The only term I can use that accurately describes market action for the month of August is:
Bi-Polar Disorder - A mood disorder sometimes called manic-depressive illness or manic-depression that characteristically involves cycles of depression and elation or mania.
I don’t think anyone can argue that the theme song for August should have been Jimi Hendrix’s “Manic Depression.”
A downgrade of the U.S. by Standard and Poor’s triggered a massive sell-off and increase in market volatility. It is well understood that the downgrade was focused on a paralyzed government that seems incapable of working in the best interests of the American people and more focused on re-election. Markets and our trading partners are looking for structural changes that address the third rail of U.S. Politics.
The gyrations we saw earlier in the month were unlike anything I have seen in my career. The second week of August showed some signs of capitulation with 500 point swings in both directions. Fortunately cooler heads prevailed and markets recovered strongly off double digit lows still leaving the S&P 500 down 5.4% for the month. Defensive sectors held up best with Utilities leading the way.
Clearly our economy is cruising at stall speed and efforts to stimulate growth have been ineffective. Earlier this month I penned an article for Seeking Alpha, This Is Not 2008. Pointing out that while many pockets of our economy are struggling and unemployment remains stubbornly high I doubt business for Apple (NASDAQ:AAPL) and Coca Cola (NYSE:KO) have fallen off a cliff. Program trading has increased the magnitude of daily market movements and 3% moves up and down will continue to be commonplace.
Housing continues to be a drag on the economy and is an issue that concerns the Fed’s chairman Ben Bernanke. We need to move away from ineffective politically motivated programs like loan modification which creates a moral hazard. Already defaults on these loans are coming in well above previous estimates.
Admittedly investors currently have more to focus on then the health of individual companies. However, equity investment provides participation in the earnings stream and dividends of each company owned hence at the company level our focus is on the fundamentals.
At the macro level our biggest concern is Washington and its ability to come up with meaningful solutions that will address some of these legacy issues.
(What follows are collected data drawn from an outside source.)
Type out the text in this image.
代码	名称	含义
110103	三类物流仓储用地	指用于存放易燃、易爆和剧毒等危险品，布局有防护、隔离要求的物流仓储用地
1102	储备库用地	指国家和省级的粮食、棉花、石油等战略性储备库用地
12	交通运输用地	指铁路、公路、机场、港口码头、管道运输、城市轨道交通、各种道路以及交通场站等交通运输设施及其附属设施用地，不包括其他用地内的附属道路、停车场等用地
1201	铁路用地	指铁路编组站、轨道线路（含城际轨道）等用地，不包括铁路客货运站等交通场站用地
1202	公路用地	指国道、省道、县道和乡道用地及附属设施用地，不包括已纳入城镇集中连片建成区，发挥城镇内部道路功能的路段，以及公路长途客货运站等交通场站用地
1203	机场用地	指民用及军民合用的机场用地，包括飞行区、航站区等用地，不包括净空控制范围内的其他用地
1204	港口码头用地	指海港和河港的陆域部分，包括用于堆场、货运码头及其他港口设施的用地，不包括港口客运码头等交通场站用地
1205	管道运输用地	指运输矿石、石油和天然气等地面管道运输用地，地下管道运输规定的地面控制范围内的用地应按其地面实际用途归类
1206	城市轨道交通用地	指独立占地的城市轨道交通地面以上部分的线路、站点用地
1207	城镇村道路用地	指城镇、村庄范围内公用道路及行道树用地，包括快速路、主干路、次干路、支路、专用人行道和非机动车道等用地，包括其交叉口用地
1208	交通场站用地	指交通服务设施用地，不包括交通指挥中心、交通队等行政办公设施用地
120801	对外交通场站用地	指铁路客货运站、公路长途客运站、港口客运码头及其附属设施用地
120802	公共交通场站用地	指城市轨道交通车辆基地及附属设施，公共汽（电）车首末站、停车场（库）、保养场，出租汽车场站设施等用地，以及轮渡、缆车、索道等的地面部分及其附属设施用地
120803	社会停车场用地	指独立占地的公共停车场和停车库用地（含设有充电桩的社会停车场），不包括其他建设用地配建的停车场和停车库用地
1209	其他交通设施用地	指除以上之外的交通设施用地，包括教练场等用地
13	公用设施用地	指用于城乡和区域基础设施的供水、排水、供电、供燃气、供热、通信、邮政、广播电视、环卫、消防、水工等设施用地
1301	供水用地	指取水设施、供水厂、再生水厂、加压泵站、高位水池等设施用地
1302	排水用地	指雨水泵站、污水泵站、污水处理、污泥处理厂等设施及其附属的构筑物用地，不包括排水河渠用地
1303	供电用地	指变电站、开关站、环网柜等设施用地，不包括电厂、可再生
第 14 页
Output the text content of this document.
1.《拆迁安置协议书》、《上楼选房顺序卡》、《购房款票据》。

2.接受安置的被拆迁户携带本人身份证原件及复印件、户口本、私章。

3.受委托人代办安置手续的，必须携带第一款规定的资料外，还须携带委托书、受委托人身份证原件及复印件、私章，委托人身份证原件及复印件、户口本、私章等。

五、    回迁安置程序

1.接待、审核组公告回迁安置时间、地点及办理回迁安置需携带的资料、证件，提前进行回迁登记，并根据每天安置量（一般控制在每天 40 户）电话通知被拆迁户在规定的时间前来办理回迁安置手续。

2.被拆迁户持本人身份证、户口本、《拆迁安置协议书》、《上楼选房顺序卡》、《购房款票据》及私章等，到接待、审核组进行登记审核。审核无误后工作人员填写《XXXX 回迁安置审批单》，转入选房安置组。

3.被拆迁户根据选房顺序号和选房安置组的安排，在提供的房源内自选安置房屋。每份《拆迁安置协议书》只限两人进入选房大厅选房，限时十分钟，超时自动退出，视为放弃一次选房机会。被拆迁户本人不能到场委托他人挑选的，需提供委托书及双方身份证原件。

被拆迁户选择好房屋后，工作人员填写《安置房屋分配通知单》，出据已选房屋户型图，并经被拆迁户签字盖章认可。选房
Currently higher quality stocks with dividends are outperforming which makes sense given the economic slowdown. Alpha Select is positioned in a Barbell strategy focused on **high growth** companies like Apple (AAPL), Qualcom (NASDAQ:QCOM) and First Cash (NASDAQ:FCFS) on one side of the Barbell and **high dividend** stocks like Telus (NYSE:TU), PPL Corp (NYSE:PPL) and McDonalds (NYSE:MCD) on the other. The portfolio dividend yield is currently about 19% above the yield of the S&P 500 at 2.3%.